Aux élections législatives de 2022, 89 députés du RN avaient été élus, recueillant 3,6 millions de voix au second tour. En 2024, le RN compte 125 députés élus auxquels il faut ajouter les 17 élus avec son soutien sous les couleurs d’Éric Ciotti. L’extrême droite au total recueille plus de 10 millions de voix au second tour. En deux ans, elle a gagné 6,4 millions de voix et 48 députés. On ne peut pas qualifier ce résultat d’échec. Tout au plus peut-on dire que c’est l’échec du souhait de Jordan Bardella d’être « élu Premier ministre ». Jean-Luc Mélenchon avait demandé la même chose aux Français en 2022, avec le même résultat.

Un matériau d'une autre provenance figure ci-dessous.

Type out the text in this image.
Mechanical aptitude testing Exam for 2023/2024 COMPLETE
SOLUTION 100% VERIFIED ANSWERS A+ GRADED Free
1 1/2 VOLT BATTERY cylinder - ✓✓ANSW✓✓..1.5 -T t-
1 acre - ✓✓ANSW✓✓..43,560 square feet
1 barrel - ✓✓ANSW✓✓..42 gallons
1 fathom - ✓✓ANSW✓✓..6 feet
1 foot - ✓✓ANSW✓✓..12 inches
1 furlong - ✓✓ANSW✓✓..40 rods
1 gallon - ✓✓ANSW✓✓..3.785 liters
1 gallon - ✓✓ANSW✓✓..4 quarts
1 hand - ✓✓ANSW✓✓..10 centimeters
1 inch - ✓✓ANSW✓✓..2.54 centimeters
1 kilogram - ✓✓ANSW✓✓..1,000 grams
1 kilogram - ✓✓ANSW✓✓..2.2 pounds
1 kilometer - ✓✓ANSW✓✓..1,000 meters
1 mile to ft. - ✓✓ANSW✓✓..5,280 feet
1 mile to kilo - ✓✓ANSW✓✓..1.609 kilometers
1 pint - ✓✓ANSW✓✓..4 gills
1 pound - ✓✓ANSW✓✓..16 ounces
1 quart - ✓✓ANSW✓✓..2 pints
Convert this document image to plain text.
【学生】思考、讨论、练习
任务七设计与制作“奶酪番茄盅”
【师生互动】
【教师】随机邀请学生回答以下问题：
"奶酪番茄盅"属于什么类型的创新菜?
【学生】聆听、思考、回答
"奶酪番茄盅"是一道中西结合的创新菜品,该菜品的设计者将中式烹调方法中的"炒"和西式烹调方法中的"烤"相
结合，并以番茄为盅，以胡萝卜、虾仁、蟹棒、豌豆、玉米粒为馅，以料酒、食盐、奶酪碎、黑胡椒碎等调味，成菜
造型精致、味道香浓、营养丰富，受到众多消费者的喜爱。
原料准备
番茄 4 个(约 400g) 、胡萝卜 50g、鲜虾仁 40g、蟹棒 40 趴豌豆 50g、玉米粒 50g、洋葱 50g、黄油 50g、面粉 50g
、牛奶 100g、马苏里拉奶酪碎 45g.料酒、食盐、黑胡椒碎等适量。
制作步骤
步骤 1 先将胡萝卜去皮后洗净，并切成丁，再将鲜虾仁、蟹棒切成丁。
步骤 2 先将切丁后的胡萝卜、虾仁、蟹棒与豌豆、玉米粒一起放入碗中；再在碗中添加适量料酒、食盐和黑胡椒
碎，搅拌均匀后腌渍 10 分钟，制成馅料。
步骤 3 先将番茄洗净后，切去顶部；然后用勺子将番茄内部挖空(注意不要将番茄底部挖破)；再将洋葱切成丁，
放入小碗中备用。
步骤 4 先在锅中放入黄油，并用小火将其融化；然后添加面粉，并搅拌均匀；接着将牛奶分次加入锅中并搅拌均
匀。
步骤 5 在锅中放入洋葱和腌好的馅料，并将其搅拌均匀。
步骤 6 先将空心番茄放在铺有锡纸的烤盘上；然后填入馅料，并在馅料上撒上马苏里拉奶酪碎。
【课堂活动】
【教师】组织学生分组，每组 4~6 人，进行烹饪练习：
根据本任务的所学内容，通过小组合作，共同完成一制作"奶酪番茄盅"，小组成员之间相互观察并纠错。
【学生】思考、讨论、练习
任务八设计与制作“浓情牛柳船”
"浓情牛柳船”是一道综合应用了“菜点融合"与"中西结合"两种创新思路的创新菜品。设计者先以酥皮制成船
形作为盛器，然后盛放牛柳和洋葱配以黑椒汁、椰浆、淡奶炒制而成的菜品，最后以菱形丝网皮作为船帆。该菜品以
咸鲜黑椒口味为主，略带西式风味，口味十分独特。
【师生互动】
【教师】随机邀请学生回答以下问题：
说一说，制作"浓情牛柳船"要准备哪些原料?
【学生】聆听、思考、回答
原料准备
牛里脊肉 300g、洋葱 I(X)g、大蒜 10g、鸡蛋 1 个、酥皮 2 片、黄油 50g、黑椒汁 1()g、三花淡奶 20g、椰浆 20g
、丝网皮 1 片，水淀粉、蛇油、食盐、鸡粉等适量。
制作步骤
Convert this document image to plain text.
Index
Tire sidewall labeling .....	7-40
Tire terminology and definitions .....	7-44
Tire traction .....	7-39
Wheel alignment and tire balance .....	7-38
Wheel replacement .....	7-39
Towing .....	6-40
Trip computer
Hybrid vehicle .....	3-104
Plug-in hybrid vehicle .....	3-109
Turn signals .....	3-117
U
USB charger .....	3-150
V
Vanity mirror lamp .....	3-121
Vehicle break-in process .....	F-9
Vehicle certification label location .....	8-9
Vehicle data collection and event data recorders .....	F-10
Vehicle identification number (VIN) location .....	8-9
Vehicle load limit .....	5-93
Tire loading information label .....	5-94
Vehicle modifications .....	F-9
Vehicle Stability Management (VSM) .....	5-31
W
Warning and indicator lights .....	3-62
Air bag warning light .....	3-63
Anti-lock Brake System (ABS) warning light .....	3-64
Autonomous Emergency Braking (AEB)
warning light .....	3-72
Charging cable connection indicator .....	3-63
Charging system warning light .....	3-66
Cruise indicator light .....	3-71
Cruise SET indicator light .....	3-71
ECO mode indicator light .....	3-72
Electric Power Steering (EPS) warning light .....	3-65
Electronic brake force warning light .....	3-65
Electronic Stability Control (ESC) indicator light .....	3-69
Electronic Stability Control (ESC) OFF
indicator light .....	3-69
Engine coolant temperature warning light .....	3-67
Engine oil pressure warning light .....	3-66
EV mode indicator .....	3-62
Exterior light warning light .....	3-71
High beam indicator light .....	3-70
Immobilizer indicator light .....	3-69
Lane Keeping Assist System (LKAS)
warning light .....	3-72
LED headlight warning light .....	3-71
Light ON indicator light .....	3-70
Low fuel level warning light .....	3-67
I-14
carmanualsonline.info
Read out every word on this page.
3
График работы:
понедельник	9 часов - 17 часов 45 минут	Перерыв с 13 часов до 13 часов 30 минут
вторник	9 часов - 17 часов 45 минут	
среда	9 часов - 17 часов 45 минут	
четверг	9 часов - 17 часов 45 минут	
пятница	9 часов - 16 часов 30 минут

Le Nouveau Front Populaire au second tour a recueilli 7 millions de voix (1,2 million de voix de plus qu’au second tour 2022 et 52 députés de plus, pour atteindre 178 députés). C’est un bon résultat compte tenu de la désunion qui régnait entre les composantes du NFP avant la dissolution de l’Assemblée nationale et au sein même de la France insoumise. Il a été obtenu malgré Jean-Luc Mélenchon qui n’était pas à l’origine du NFP (l’initiative en revient à François Ruffin) et qui a essayé de faire de son accession à l’hôtel Matignon l’enjeu de cette élection, alors qu’il suscite un rejet croissant au sein de son parti et de l’électorat.
Ensemble, le parti d’Emmanuel Macron, subit une sévère défaite avec 6,3 millions de voix, soit 500 000 voix de plus qu’en 2022 (en raison de la hausse de la participation), mais 82 députés de moins qu’en 2022. Le groupe qui soutient le président de la République ne compte plus que 150 députés.
En pourcentage, l’extrême droite (RN + Ciotti) a obtenu 37 % des voix, contre 25,7 % pour le NFP et 23,4 % pour Ensemble.
Ce miracle résulte du « front républicain » qui s’est traduit par près de 200 désistements entre les candidats d’Ensemble et ceux du NFP, alors que le RN s’est maintenu partout. Résultat, le RN ayant plus de candidats en lice que ses adversaires a recueilli plus de voix à l’échelle nationale, mais localement, il a perdu dans de nombreuses circonscriptions en raison du bon report des voix des électeurs de ce front républicain sur le candidat restant.
Une victoire très relative du Nouveau Front Populaire
Le Nouveau Front Populaire remporte le plus grand nombre de sièges à l’Assemblée nationale, mais avec 3 millions de voix de moins que le RN allié aux candidats d’Éric Ciotti.
Si les députés étaient élus au scrutin proportionnel la composition de l’Assemblée nationale serait toute différente et l’extrême droite disposerait, de loin, du groupe le plus important. Le scrutin proportionnel est une revendication ancienne des partis de gauche qui composent le NFP. C’est une revendication juste, qui va dans le sens d’une plus grande démocratie, alors que le scrutin de circonscription, uninominal, majoritaire, à deux tours déforme la représentation nationale jusqu’à permettre, parfois, à des partis ayant moins de voix de l’emporter sur d’autres qui en ont plus.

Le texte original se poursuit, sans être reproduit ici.